The pledge includes offering more products with non-GMO ingredients, labeling GM ingredients, using fewer and more natural ingredients, and sourcing milk from farms that Dannon knows.
Dannon is the first leading national yogurt company to partner directly with dairy farms.
“Dannon’s initiatives focus on three pillars: sustainable agriculture, which includes cow care; naturality, which includes offering some products with non-GMO ingredients; and transparency when it comes to labeling,” said Neuwirth.
The dairy farms that Dannon contracts with receive a fixed margin, regardless of input, which allows them to make changes to long-term farm management practices. Dannon and its dairy farmers use Validus certification to ensure socially responsible practices in on-farm production. They are also moving toward non-GMO feed for the milk supply in the Dannon brand in 2017. The Oikos and Danimals brands will follow.
McCarty Family Farms is one of Dannon’s dairy farm partners. A series of YouTube videos highlight the dairy’s focus on sustainability.
“This unique partnership, from the cow to the cup, allows us to do innovative things on the dairy side that are reflected in a cup of yogurt,” said Ken McCarty.
Dannon is not the only company partnering with dairy farmers. Last June, General Mills announced a strategic sourcing partnership with Organic Valley to increase organic dairy production over the next three years. [Editor’s note: See the April issue to read about the transition by fluid milk processor Clover Sonoma to non-GMO conventional milk.]
Will milk from cows fed non-GMO feed become the new clean label standard? The science indicates that it should not. A recent meta analysis of research indicates that “there is no detection of GMO proteins in milk or meat.”
A website, GMO Answers, explains that “genetically engineered DNA, or the novel proteins encoded therein, have never been detected in the milk, meat or eggs derived from animals fed genetically engineered feedstuffs.”
One third-party verification standard already requires non-GMO feed for dairy.
“The Non-GMO Project Standard requires dairy animals be fed a compliant diet for 30 days before achieving verification, and continuously thereafter.
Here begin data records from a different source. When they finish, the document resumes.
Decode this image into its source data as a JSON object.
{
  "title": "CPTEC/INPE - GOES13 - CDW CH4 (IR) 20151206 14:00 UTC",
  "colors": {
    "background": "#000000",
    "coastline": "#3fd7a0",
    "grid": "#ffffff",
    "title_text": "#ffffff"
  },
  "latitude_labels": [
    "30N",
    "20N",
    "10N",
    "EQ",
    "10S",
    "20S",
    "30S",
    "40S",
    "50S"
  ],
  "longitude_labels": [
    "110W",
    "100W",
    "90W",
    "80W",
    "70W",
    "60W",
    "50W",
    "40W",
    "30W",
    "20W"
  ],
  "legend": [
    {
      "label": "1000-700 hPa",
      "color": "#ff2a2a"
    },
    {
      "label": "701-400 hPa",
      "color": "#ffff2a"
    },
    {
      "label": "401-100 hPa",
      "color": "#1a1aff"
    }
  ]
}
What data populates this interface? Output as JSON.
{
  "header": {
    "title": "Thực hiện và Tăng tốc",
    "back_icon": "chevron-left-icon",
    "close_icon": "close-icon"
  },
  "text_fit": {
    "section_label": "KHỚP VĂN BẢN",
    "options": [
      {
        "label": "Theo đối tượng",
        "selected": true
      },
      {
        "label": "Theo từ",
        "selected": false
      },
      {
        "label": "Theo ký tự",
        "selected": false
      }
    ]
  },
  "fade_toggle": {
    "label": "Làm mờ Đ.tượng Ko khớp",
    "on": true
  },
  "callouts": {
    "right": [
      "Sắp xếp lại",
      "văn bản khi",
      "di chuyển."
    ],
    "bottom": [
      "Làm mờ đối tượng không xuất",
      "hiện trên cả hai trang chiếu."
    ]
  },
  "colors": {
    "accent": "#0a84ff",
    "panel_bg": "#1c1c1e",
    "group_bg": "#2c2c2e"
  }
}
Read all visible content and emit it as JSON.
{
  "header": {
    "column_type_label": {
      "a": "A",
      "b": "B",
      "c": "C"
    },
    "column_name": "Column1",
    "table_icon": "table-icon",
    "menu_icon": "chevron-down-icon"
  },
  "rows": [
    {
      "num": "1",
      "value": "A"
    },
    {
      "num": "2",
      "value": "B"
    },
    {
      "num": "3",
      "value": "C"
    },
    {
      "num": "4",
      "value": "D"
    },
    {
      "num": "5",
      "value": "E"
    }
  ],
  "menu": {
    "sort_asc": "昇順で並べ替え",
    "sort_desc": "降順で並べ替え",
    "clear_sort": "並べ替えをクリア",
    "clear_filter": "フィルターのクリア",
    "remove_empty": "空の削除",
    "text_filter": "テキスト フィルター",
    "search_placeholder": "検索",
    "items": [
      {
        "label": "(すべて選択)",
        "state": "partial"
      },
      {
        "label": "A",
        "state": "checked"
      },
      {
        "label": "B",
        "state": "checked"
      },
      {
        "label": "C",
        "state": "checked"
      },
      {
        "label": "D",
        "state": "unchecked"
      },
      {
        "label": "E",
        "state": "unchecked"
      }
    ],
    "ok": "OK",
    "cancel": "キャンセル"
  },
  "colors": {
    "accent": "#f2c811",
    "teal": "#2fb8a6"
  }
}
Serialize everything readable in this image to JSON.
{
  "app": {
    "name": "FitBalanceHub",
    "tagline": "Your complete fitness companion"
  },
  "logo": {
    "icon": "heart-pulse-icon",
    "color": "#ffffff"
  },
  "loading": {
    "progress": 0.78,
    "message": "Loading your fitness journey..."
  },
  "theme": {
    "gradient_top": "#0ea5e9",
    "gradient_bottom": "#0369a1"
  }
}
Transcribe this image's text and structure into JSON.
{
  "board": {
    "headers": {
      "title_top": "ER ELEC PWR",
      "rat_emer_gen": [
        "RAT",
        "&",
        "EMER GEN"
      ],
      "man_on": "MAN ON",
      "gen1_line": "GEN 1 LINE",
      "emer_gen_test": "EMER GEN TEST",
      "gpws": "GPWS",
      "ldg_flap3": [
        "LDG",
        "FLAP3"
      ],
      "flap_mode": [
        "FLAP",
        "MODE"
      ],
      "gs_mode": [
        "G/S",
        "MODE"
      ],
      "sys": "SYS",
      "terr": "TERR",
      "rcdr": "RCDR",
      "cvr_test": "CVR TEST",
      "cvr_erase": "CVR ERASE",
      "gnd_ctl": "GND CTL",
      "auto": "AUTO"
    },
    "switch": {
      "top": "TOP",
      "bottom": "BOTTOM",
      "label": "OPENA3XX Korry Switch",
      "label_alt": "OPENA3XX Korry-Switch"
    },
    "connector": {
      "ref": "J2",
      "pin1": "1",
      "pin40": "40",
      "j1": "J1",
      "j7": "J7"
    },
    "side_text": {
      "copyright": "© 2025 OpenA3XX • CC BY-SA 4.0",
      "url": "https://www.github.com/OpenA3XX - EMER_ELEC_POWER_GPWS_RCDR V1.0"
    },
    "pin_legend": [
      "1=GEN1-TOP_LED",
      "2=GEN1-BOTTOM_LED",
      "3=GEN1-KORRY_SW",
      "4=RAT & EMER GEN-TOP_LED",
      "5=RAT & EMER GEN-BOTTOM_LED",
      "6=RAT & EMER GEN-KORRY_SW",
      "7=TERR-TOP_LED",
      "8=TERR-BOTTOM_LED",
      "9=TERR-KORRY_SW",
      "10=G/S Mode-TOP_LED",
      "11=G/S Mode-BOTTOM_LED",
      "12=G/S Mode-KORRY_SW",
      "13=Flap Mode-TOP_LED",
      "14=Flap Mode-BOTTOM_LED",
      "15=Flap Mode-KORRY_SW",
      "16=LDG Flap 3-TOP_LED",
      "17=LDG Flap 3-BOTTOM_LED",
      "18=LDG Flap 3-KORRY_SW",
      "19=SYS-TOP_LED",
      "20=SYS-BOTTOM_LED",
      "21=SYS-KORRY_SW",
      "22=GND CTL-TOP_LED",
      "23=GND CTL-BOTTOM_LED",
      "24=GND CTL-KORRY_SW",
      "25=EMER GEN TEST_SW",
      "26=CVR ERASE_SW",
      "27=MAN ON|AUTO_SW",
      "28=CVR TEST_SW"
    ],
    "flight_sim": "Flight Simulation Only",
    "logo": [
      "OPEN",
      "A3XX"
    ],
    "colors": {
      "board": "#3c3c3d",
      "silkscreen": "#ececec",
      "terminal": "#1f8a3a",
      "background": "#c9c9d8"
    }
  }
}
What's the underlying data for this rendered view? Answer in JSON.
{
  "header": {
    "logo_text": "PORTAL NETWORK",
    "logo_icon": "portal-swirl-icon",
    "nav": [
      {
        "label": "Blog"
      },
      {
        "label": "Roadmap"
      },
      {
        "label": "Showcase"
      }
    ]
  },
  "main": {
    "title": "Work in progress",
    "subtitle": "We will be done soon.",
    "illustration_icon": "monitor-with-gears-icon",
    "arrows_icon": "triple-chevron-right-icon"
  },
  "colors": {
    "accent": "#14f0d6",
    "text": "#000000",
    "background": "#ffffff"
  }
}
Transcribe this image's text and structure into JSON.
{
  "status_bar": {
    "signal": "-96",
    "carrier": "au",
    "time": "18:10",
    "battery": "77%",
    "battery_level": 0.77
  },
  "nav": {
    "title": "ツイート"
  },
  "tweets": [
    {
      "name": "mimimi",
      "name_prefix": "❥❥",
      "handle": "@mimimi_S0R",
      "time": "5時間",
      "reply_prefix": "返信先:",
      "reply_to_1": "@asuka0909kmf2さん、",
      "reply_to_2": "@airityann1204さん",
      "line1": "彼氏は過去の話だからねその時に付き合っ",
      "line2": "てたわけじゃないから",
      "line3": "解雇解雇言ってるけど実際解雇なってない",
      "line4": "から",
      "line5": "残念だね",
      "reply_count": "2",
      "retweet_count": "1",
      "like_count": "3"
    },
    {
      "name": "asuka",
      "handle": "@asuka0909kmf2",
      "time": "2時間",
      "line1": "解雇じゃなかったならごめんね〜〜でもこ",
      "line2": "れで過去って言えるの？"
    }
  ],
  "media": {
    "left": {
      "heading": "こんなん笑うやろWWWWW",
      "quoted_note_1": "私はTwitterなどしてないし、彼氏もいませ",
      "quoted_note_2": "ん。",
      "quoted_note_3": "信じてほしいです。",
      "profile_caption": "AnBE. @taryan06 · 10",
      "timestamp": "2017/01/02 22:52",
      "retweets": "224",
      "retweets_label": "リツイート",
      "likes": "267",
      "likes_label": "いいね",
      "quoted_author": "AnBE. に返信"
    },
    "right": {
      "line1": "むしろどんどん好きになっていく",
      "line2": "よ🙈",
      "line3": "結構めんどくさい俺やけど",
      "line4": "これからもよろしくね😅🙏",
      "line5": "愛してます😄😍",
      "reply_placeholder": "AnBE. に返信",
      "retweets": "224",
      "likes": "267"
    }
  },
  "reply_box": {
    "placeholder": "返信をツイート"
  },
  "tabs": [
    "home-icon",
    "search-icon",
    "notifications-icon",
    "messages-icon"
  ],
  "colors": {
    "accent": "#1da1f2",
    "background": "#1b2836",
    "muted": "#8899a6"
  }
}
Animal feed is evaluated for GMO risk, and major high-risk ingredients are tested. The Standard requires traceability from the brand owner back to the farm,” said Annie Shannahan, Non-GMO Project Client Services Director.
Another issue for the dairy industry to follow is labeling of fermentation produced chymosin (FPC), used to produce approximately 90% of U.S. cheese. It is currently not labeled as GMO.
“In general, there is no genetic material in chymosin used in cheesemaking. This is because following fermentation of the genetically altered microorganisms that produces the enzyme, the chymosin is completely filtered from the production microorganism and cleaned of other impurities prior to it being used in cheesemaking,” said Emily Lyons, director of regulatory affairs and counsel for the International Dairy Foods Association.
At a recent IFT webinar, Tony Pavel, Cargill Inc.’s senior food lawyer, explained that both the Vermont GMO regulations (now pre-empted) and the EU regulations generally disregard GM feedstock and processing aids or enzymes in their GM regulations, whereas the Non-GMO Project includes them. The dairy industry must be proactive to ensure that science, not emotion, is used to formulate proposed GMO labeling regulations.